July 8, 2020 – New British court evidence reveals the FBI knew early on that Steele’s dossier was a product ordered up for the Hillary Clinton campaign

In Email/Dossier/Govt Corruption Investigations, Featured Timeline Entries by Katie Weddington

(…) Buried in Justice Mark Warby’s ruling were several new pieces of evidence that answer long-lingering questions about just what the FBI knew, and when it knew it.

For instance, Congressional Republicans have long questioned when exactly the FBI knew that Steele’s dossier was a product ordered up for the Hillary Clinton campaign and Democratic Party.

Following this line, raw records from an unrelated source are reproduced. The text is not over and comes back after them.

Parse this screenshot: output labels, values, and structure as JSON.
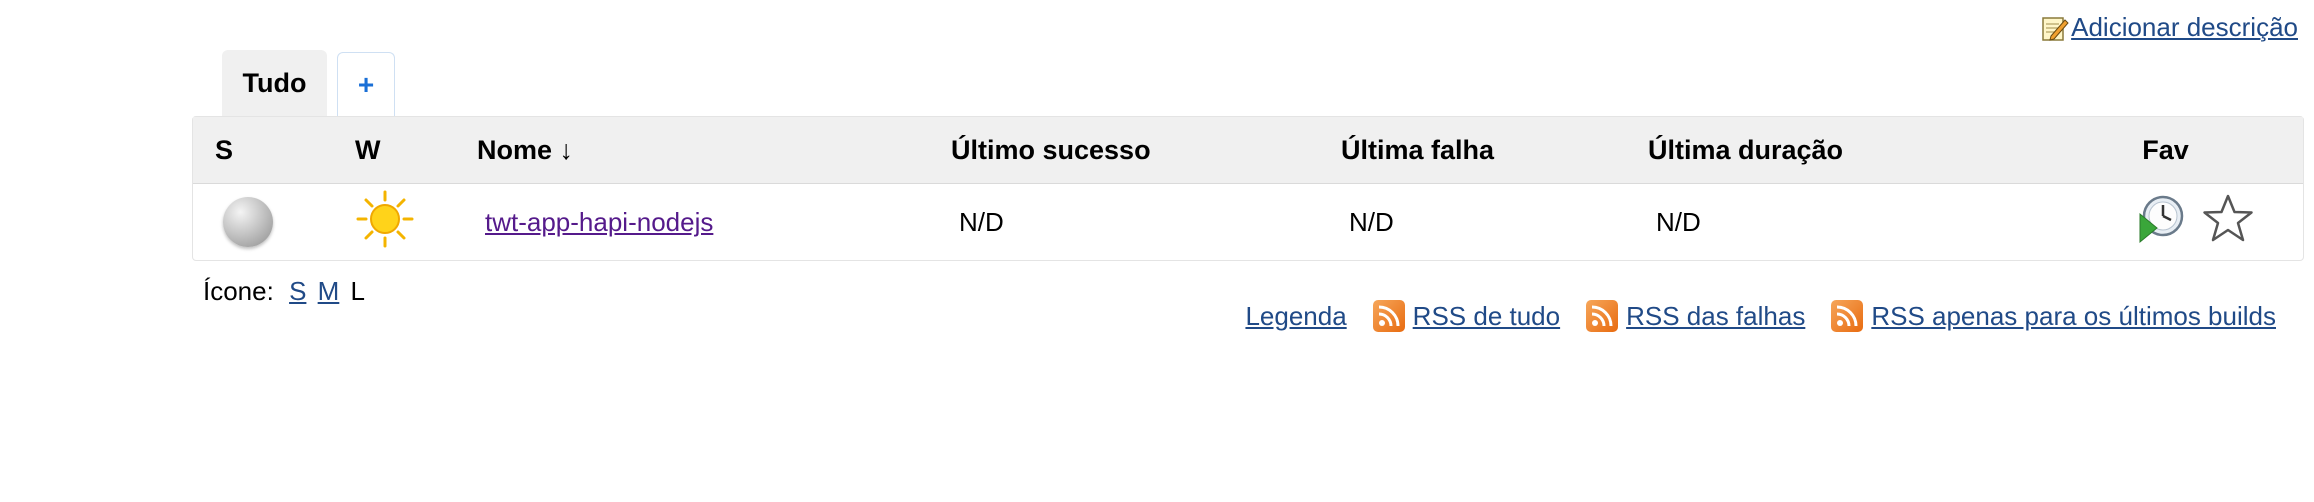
{
  "header": {
    "add_description_label": "Adicionar descrição",
    "add_description_icon": "edit-note-icon"
  },
  "tabs": {
    "active_label": "Tudo",
    "add_label": "+"
  },
  "table": {
    "columns": {
      "s": "S",
      "w": "W",
      "name": "Nome ↓",
      "last_success": "Último sucesso",
      "last_failure": "Última falha",
      "last_duration": "Última duração",
      "fav": "Fav"
    },
    "rows": [
      {
        "status_icon": "grey-ball-icon",
        "weather_icon": "sun-icon",
        "name": "twt-app-hapi-nodejs",
        "last_success": "N/D",
        "last_failure": "N/D",
        "last_duration": "N/D",
        "actions": [
          "schedule-build-icon",
          "favorite-star-icon"
        ]
      }
    ]
  },
  "icon_size": {
    "label": "Ícone:",
    "s": "S",
    "m": "M",
    "l": "L"
  },
  "footer": {
    "legend": "Legenda",
    "rss_all": "RSS de tudo",
    "rss_failures": "RSS das falhas",
    "rss_latest": "RSS apenas para os últimos builds"
  },
  "colors": {
    "link": "#204a87",
    "visited_link": "#551a8b",
    "header_bg": "#f0f0f0",
    "rss": "#e86b10"
  }
}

After all, the bureau never revealed the connection to the FISA court despite its central relevance to the motives of the dossier.

Justice Mark Warby (Credit: public domain)

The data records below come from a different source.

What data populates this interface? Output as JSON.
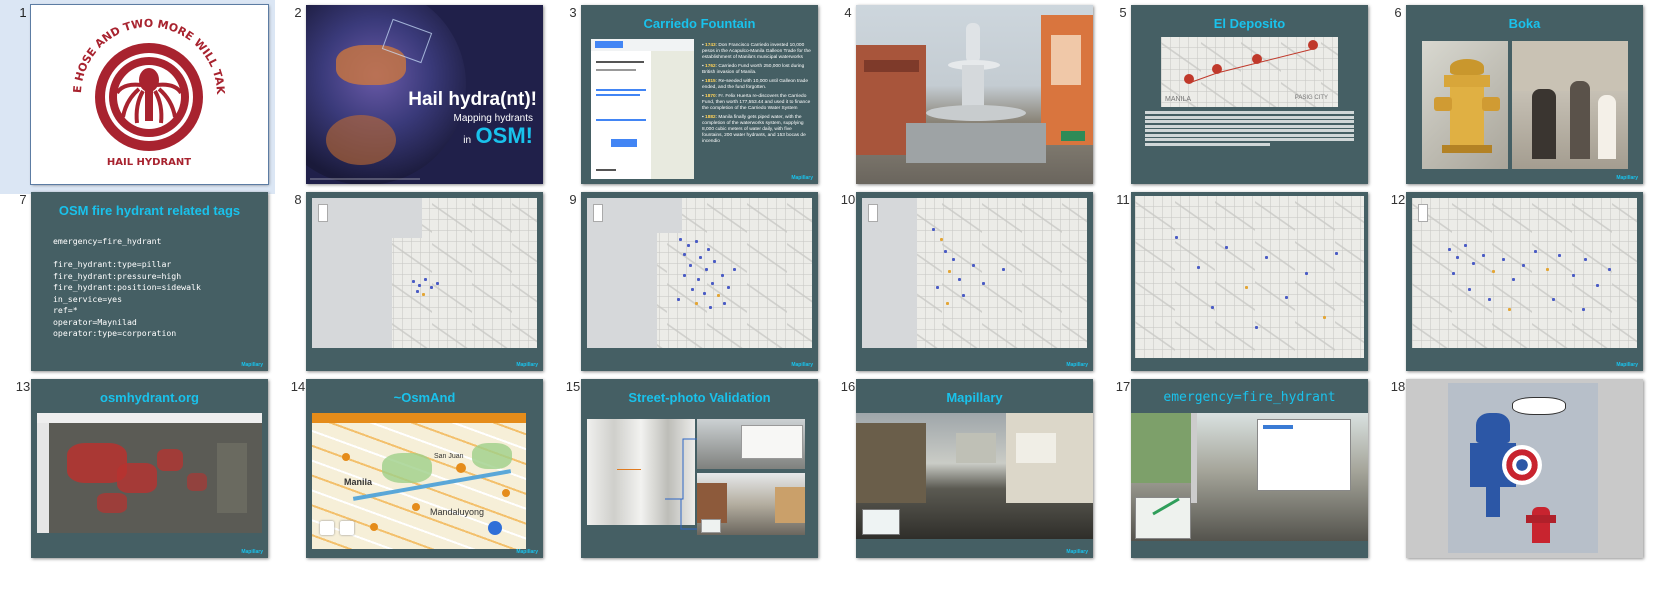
{
  "slides": [
    {
      "num": "1",
      "circle_top": "CUT OFF ONE HOSE AND TWO MORE WILL TAKE ITS PLACE",
      "circle_bottom": "HAIL HYDRANT"
    },
    {
      "num": "2",
      "title_line1": "Hail hydra(nt)!",
      "title_line2": "Mapping hydrants",
      "title_line3_prefix": "in",
      "title_line3_big": "OSM!"
    },
    {
      "num": "3",
      "title": "Carriedo Fountain",
      "bullets": [
        {
          "year": "1743",
          "text": "Don Francisco Carriedo invested 10,000 pesos in the Acapulco-Manila Galleon Trade for the establishment of Manila's municipal waterworks"
        },
        {
          "year": "1762",
          "text": "Carriedo Fund worth 250,000 lost during British invasion of Manila."
        },
        {
          "year": "1815",
          "text": "Re-seeded with 10,000 until Galleon trade ended, and the fund forgotten."
        },
        {
          "year": "1870",
          "text": "Fr. Felix Huerta re-discovers the Carriedo Fund, then worth 177,553.44 and used it to finance the completion of the Carriedo Water System"
        },
        {
          "year": "1882",
          "text": "Manila finally gets piped water, with the completion of the waterworks system, supplying 8,000 cubic meters of water daily, with five fountains, 200 water hydrants, and 153 bocas de incendio"
        }
      ]
    },
    {
      "num": "4"
    },
    {
      "num": "5",
      "title": "El Deposito",
      "map_label_left": "MANILA",
      "map_label_right": "PASIG CITY"
    },
    {
      "num": "6",
      "title": "Boka"
    },
    {
      "num": "7",
      "title": "OSM fire hydrant related tags",
      "tags": "emergency=fire_hydrant\n\nfire_hydrant:type=pillar\nfire_hydrant:pressure=high\nfire_hydrant:position=sidewalk\nin_service=yes\nref=*\noperator=Maynilad\noperator:type=corporation"
    },
    {
      "num": "8"
    },
    {
      "num": "9"
    },
    {
      "num": "10"
    },
    {
      "num": "11"
    },
    {
      "num": "12"
    },
    {
      "num": "13",
      "title": "osmhydrant.org"
    },
    {
      "num": "14",
      "title": "~OsmAnd",
      "map_label_1": "San Juan",
      "map_label_2": "Manila",
      "map_label_3": "Mandaluyong"
    },
    {
      "num": "15",
      "title": "Street-photo Validation"
    },
    {
      "num": "16",
      "title": "Mapillary"
    },
    {
      "num": "17",
      "title": "emergency=fire_hydrant"
    },
    {
      "num": "18"
    }
  ],
  "logo_text": "Mapillary",
  "colors": {
    "slide_bg": "#455f64",
    "title": "#19c2ec",
    "selected_bg": "#dbe6f4",
    "hydra_red": "#a8232f"
  }
}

Warby’s lengthy ruling unearthed a gem of new evidence to answer the question: Steele kept his own notes of what he told FBI agents the first time he met them on July 5, 2016, in London to discuss his anti-Trump Russia research.

And, Warby revealed, the notes make clear that Steele told his FBI handlers from the get-go that the dossier’s “ultimate client were (sic) the leadership of the Clinton presidential campaign.”

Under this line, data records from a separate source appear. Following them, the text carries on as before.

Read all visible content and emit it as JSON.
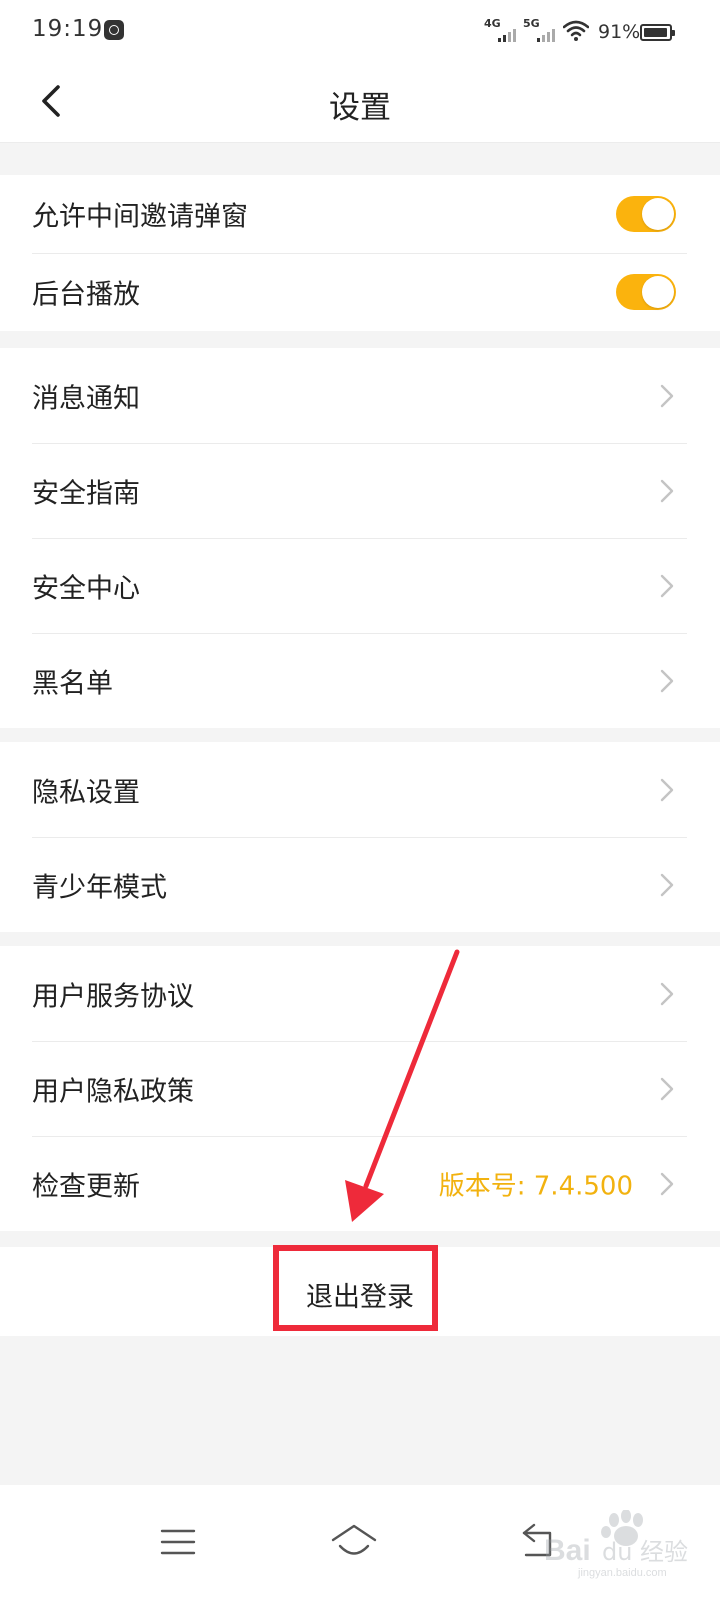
{
  "status_bar": {
    "time": "19:19",
    "net1": "4G",
    "net2": "5G",
    "battery": "91%"
  },
  "header": {
    "title": "设置",
    "back_icon": "chevron-left-icon"
  },
  "groups": [
    {
      "items": [
        {
          "label": "允许中间邀请弹窗",
          "control": "toggle",
          "on": true
        },
        {
          "label": "后台播放",
          "control": "toggle",
          "on": true
        }
      ]
    },
    {
      "items": [
        {
          "label": "消息通知",
          "control": "chevron"
        },
        {
          "label": "安全指南",
          "control": "chevron"
        },
        {
          "label": "安全中心",
          "control": "chevron"
        },
        {
          "label": "黑名单",
          "control": "chevron"
        }
      ]
    },
    {
      "items": [
        {
          "label": "隐私设置",
          "control": "chevron"
        },
        {
          "label": "青少年模式",
          "control": "chevron"
        }
      ]
    },
    {
      "items": [
        {
          "label": "用户服务协议",
          "control": "chevron"
        },
        {
          "label": "用户隐私政策",
          "control": "chevron"
        },
        {
          "label": "检查更新",
          "control": "chevron",
          "value": "版本号: 7.4.500"
        }
      ]
    }
  ],
  "logout": {
    "label": "退出登录"
  },
  "colors": {
    "accent": "#fbb30d",
    "version_text": "#f2b20f",
    "annotation_red": "#ee2a3a",
    "background": "#f4f4f4"
  },
  "watermark": {
    "text": "Baidu经验",
    "subtext": "jingyan.baidu.com"
  }
}
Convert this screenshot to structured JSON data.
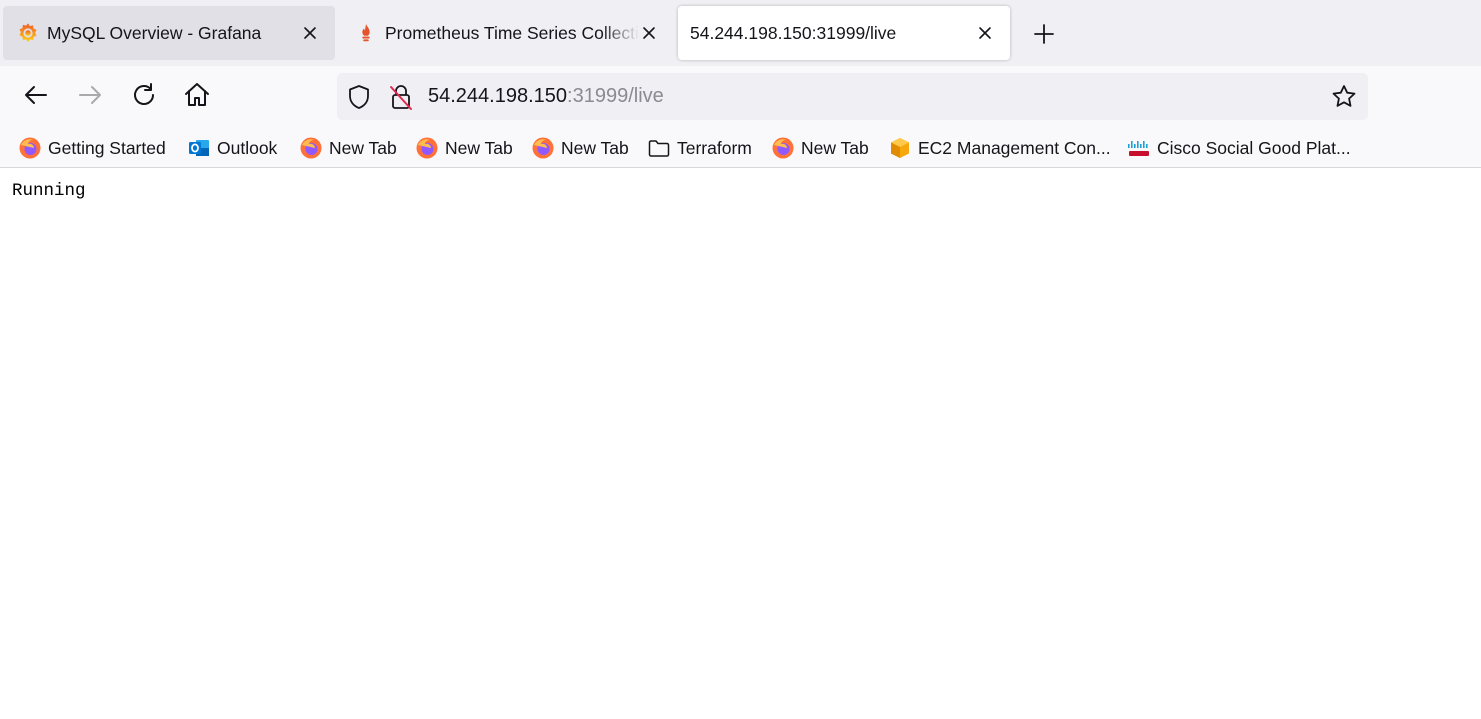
{
  "tabs": [
    {
      "title": "MySQL Overview - Grafana",
      "icon": "grafana-icon"
    },
    {
      "title": "Prometheus Time Series Collection",
      "icon": "prometheus-icon"
    },
    {
      "title": "54.244.198.150:31999/live",
      "icon": "none"
    }
  ],
  "address_bar": {
    "host": "54.244.198.150",
    "rest": ":31999/live"
  },
  "bookmarks": [
    {
      "label": "Getting Started",
      "icon": "firefox-icon"
    },
    {
      "label": "Outlook",
      "icon": "outlook-icon"
    },
    {
      "label": "New Tab",
      "icon": "firefox-icon"
    },
    {
      "label": "New Tab",
      "icon": "firefox-icon"
    },
    {
      "label": "New Tab",
      "icon": "firefox-icon"
    },
    {
      "label": "Terraform",
      "icon": "folder-icon"
    },
    {
      "label": "New Tab",
      "icon": "firefox-icon"
    },
    {
      "label": "EC2 Management Con...",
      "icon": "aws-icon"
    },
    {
      "label": "Cisco Social Good Plat...",
      "icon": "cisco-icon"
    }
  ],
  "page": {
    "body_text": "Running"
  },
  "colors": {
    "tab_strip_bg": "#f0f0f4",
    "toolbar_bg": "#f9f9fb",
    "url_host": "#15141a",
    "url_rest": "#8a8a91",
    "firefox_orange": "#ff7139",
    "firefox_purple": "#9059ff"
  }
}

(…) The ruling discloses that officials at the State Department where Hillary Clinton had served as secretary of state were uniquely involved in Steele’s efforts to bring the dossier to attention, including Mrs. Clinton’s former Russia expert Assistant Secretary Victoria Nuland, Clinton’s successor as secretary of state John Kerry and Joe Biden’s former national security adviser Tony Blinken.

Steele “elaborated, by explaining that his understanding in July 2016 was that the FBI officer he met had cleared his lines with the Assistant Secretary of State, Victoria Nuland,” the judge disclosed.

And after Trump won the election, the judge added, Steele disclosed he gave copies of his dossier to longtime Clinton friend Strobe Talbot in hopes it would get to the top of the State Department.

Talbott “said that he was due to meet a group of individuals at the State Department, and asked Mr Steele to share a copy of the Dossier with him, with a view to him being able to discuss the national security issues raised with these individuals,” the court revealed.

“Mr Steele agreed. He did so on the understanding that Mr Talbott had been speaking to the US Secretary of State John Kerry, and Ms Nuland, who knew of the Dossier and its broad content; and that the individuals whom Mr Talbott was due to meet included the then US Deputy Secretary of State, Tony Blinken,” the court added.